Volume 650: debated on Thursday 29 November 2018

4. What steps he is taking to ensure that agricultural products produced to lower environmental and animal welfare standards than UK products will not be included in any future trade agreements. (907905)

Our current high standards, including on import requirements, will apply when we leave the EU. Some of them, such as the ban on the use of growth-promoting hormones, are already in domestic legislation. Others, such as the ban on chlorine washing of poultry, will be brought on to our statute book through the European Union (Withdrawal) Act 2018. Countries seeking access to our markets in future will have to abide by our standards.

Ministers are naturally keen to raise welfare standards in this country, and to reduce the use of antibiotics and produce greater and better food than we already have, but if we are undermined by imports, that will put farmers out of business and reduce global animal welfare. Will Ministers therefore accept the amendment that the Environment, Food and Rural Affairs Committee has tabled to ensure that imports are not allowed into this country if they do not meet our standards of production?

As my hon. Friend will be aware, we had a good discussion on these matters in the Bill Committee, and I look forward to discussing his amendment on Report. Our view is that the types of measure that he has outlined would probably not be right, because it is sometimes possible to recognise equivalence, and our standards do not have to be identical in drafting regulations. However, there are a number of other approaches that some countries take, including scrutiny and oversight roles for Parliaments as trade deals are discussed.

I very much support the amendment from the Environment, Food and Rural Affairs Committee, and I have also tabled new clause 1 on the same topic. It is estimated that by 2050, antibiotic resistance could cause up to 10 million deaths a year, and we know that 80% of the antibiotics sold in the US are sold for animal use. We heard from the chief veterinary officer yesterday at the Environment, Food and Rural Affairs Committee about what we are doing to reduce antibiotics use here. Will the Minister resist it in US imports too?

The hon. Lady makes an important point. Here in the UK, we have made huge progress in reducing the use of antibiotics. Poultry in particular has seen a 50% reduction in the use of antibiotics. US agriculture remains quite backward and some years behind in these matters, but we continue to work together to try to raise its game and approach.

My hon. Friend’s good will on this issue is recognised, as is my right hon. Friend the Secretary of State’s, but I re-emphasise the seriousness with which we on the Agriculture Bill Committee dealt with this issue. We cannot rely on good will. We need certainty for our food producers across the country on the face of a Bill—it could be the Trade Bill or the Agriculture Bill—that standards will be maintained and that they will not be priced out of the market.

My hon. Friend made his case powerfully in Committee. He will recall that, as a result, I undertook to give this issue further consideration and have further discussion with colleagues in government in time for Report.

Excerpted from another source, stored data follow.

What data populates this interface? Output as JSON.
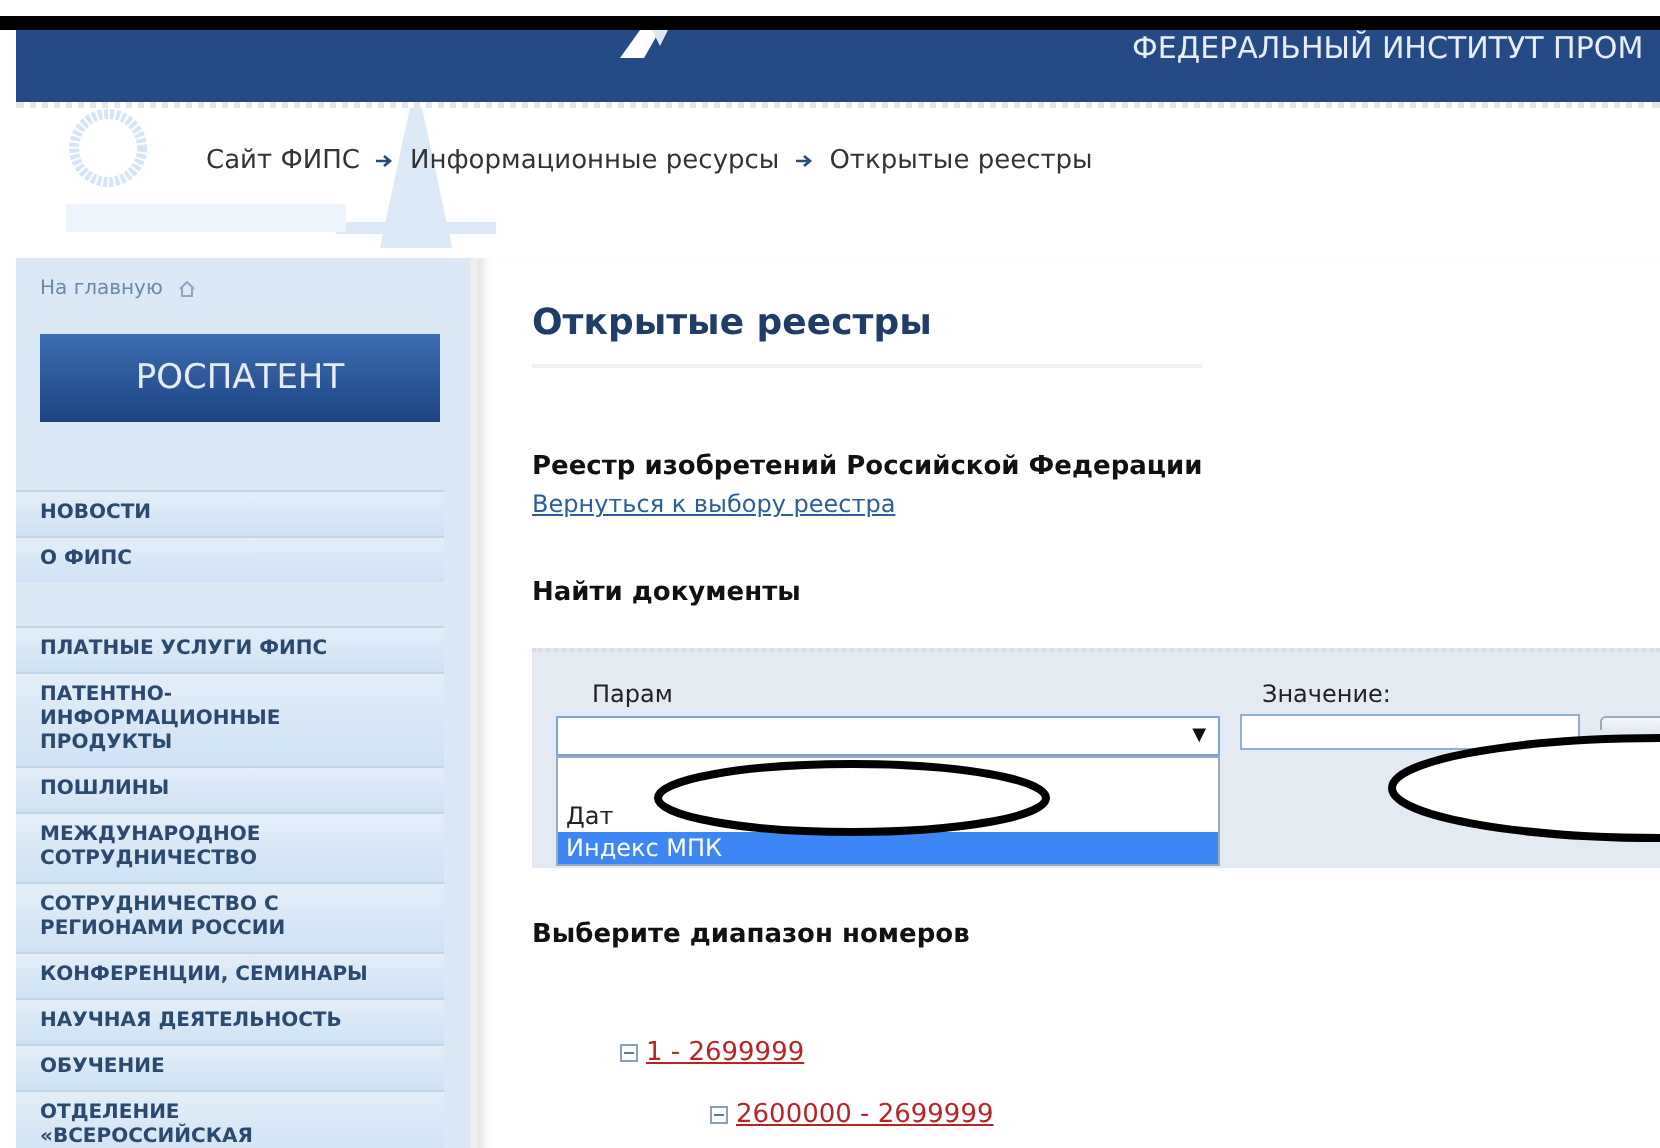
{
  "header": {
    "subtitle": "ФЕДЕРАЛЬНЫЙ ИНСТИТУТ ПРОМ"
  },
  "breadcrumbs": [
    "Сайт ФИПС",
    "Информационные ресурсы",
    "Открытые реестры"
  ],
  "sidebar": {
    "home": "На главную",
    "banner": "РОСПАТЕНТ",
    "menu_groups": [
      [
        "НОВОСТИ",
        "О ФИПС"
      ],
      [
        "ПЛАТНЫЕ УСЛУГИ ФИПС",
        "ПАТЕНТНО-ИНФОРМАЦИОННЫЕ ПРОДУКТЫ",
        "ПОШЛИНЫ",
        "МЕЖДУНАРОДНОЕ СОТРУДНИЧЕСТВО",
        "СОТРУДНИЧЕСТВО С РЕГИОНАМИ РОССИИ",
        "КОНФЕРЕНЦИИ, СЕМИНАРЫ",
        "НАУЧНАЯ ДЕЯТЕЛЬНОСТЬ",
        "ОБУЧЕНИЕ",
        "ОТДЕЛЕНИЕ «ВСЕРОССИЙСКАЯ"
      ]
    ]
  },
  "page_title": "Открытые реестры",
  "registry_title": "Реестр изобретений Российской Федерации",
  "back_link": "Вернуться к выбору реестра",
  "find_heading": "Найти документы",
  "search": {
    "param_label": "Парам",
    "value_label": "Значение:",
    "dropdown_arrow": "▼",
    "options": [
      {
        "label": "Дат",
        "selected": false
      },
      {
        "label": "Индекс МПК",
        "selected": true
      }
    ]
  },
  "range_heading": "Выберите диапазон номеров",
  "tree": [
    {
      "label": "1 - 2699999",
      "expanded": true,
      "children": [
        {
          "label": "2600000 - 2699999",
          "expanded": true
        }
      ]
    }
  ]
}
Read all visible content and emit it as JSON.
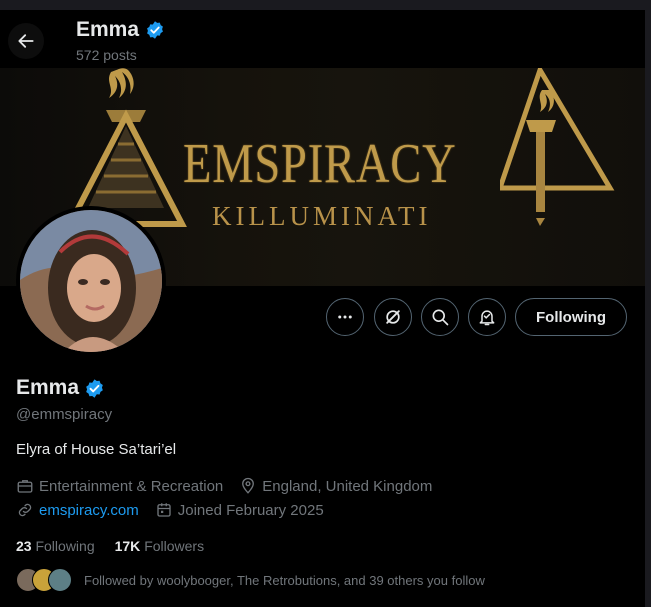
{
  "header": {
    "name": "Emma",
    "posts": "572 posts"
  },
  "banner": {
    "title": "EMSPIRACY",
    "subtitle": "KILLUMINATI"
  },
  "actions": {
    "following_label": "Following"
  },
  "profile": {
    "name": "Emma",
    "handle": "@emmspiracy",
    "bio": "Elyra of House Sa’tari’el",
    "category": "Entertainment & Recreation",
    "location": "England, United Kingdom",
    "website": "emspiracy.com",
    "joined": "Joined February 2025"
  },
  "stats": {
    "following_count": "23",
    "following_label": "Following",
    "followers_count": "17K",
    "followers_label": "Followers"
  },
  "followed_by": "Followed by woolybooger, The Retrobutions, and 39 others you follow",
  "colors": {
    "accent": "#1d9bf0",
    "gold": "#bf9a4a",
    "muted": "#71767b"
  }
}
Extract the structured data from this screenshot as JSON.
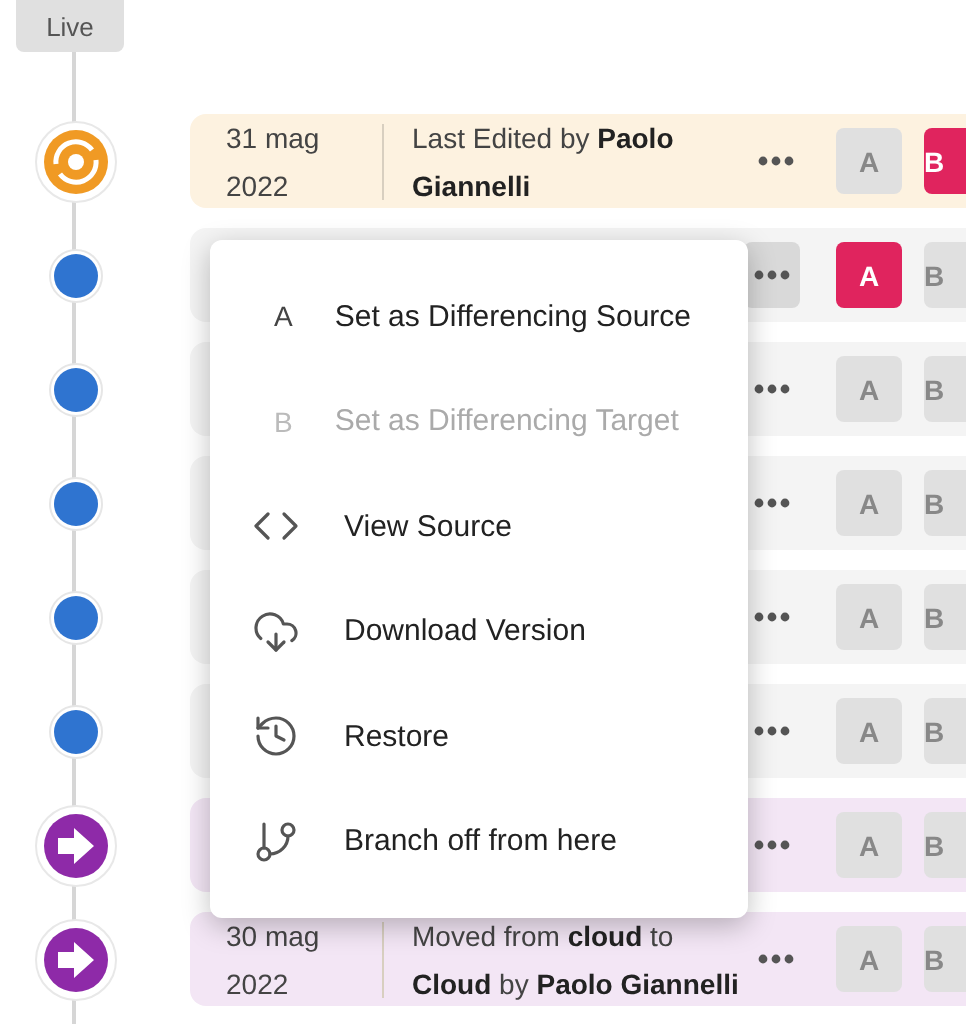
{
  "live_label": "Live",
  "rows": [
    {
      "kind": "edit",
      "date": "31 mag 2022",
      "description": "Last Edited by **Paolo Giannelli**",
      "menu_open": false,
      "a_selected": false,
      "b_selected": true,
      "a_label": "A",
      "b_label": "B"
    },
    {
      "kind": "minor",
      "menu_open": true,
      "a_selected": true,
      "b_selected": false,
      "a_label": "A",
      "b_label": "B"
    },
    {
      "kind": "minor",
      "menu_open": false,
      "a_selected": false,
      "b_selected": false,
      "a_label": "A",
      "b_label": "B"
    },
    {
      "kind": "minor",
      "menu_open": false,
      "a_selected": false,
      "b_selected": false,
      "a_label": "A",
      "b_label": "B"
    },
    {
      "kind": "minor",
      "menu_open": false,
      "a_selected": false,
      "b_selected": false,
      "a_label": "A",
      "b_label": "B"
    },
    {
      "kind": "minor",
      "menu_open": false,
      "a_selected": false,
      "b_selected": false,
      "a_label": "A",
      "b_label": "B"
    },
    {
      "kind": "move",
      "menu_open": false,
      "a_selected": false,
      "b_selected": false,
      "a_label": "A",
      "b_label": "B"
    },
    {
      "kind": "move",
      "date": "30 mag 2022",
      "description": "Moved from **cloud** to **Cloud** by **Paolo Giannelli**",
      "menu_open": false,
      "a_selected": false,
      "b_selected": false,
      "a_label": "A",
      "b_label": "B"
    }
  ],
  "context_menu": {
    "items": [
      {
        "kind": "letter",
        "glyph": "A",
        "label": "Set as Differencing Source",
        "disabled": false
      },
      {
        "kind": "letter",
        "glyph": "B",
        "label": "Set as Differencing Target",
        "disabled": true
      },
      {
        "kind": "code",
        "label": "View Source",
        "disabled": false
      },
      {
        "kind": "download",
        "label": "Download Version",
        "disabled": false
      },
      {
        "kind": "restore",
        "label": "Restore",
        "disabled": false
      },
      {
        "kind": "branch",
        "label": "Branch off from here",
        "disabled": false
      }
    ]
  }
}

The discussion in the Agriculture Bill Committee was very good, but unfortunately the Government chose not to accept our amendments, so I congratulate the hon. Member for Tiverton and Honiton (Neil Parish) and the whole of the Select Committee on tabling theirs. I hope the Minister will confirm today that he will accept that amendment.

As I have explained, I do not believe that that particular amendment is the right way to approach the issue, nor is the Agriculture Bill the right place for such an amendment, as this is a trade issue. Nevertheless, I gave an undertaking to have conversations and discussions with other Departments in time for Report.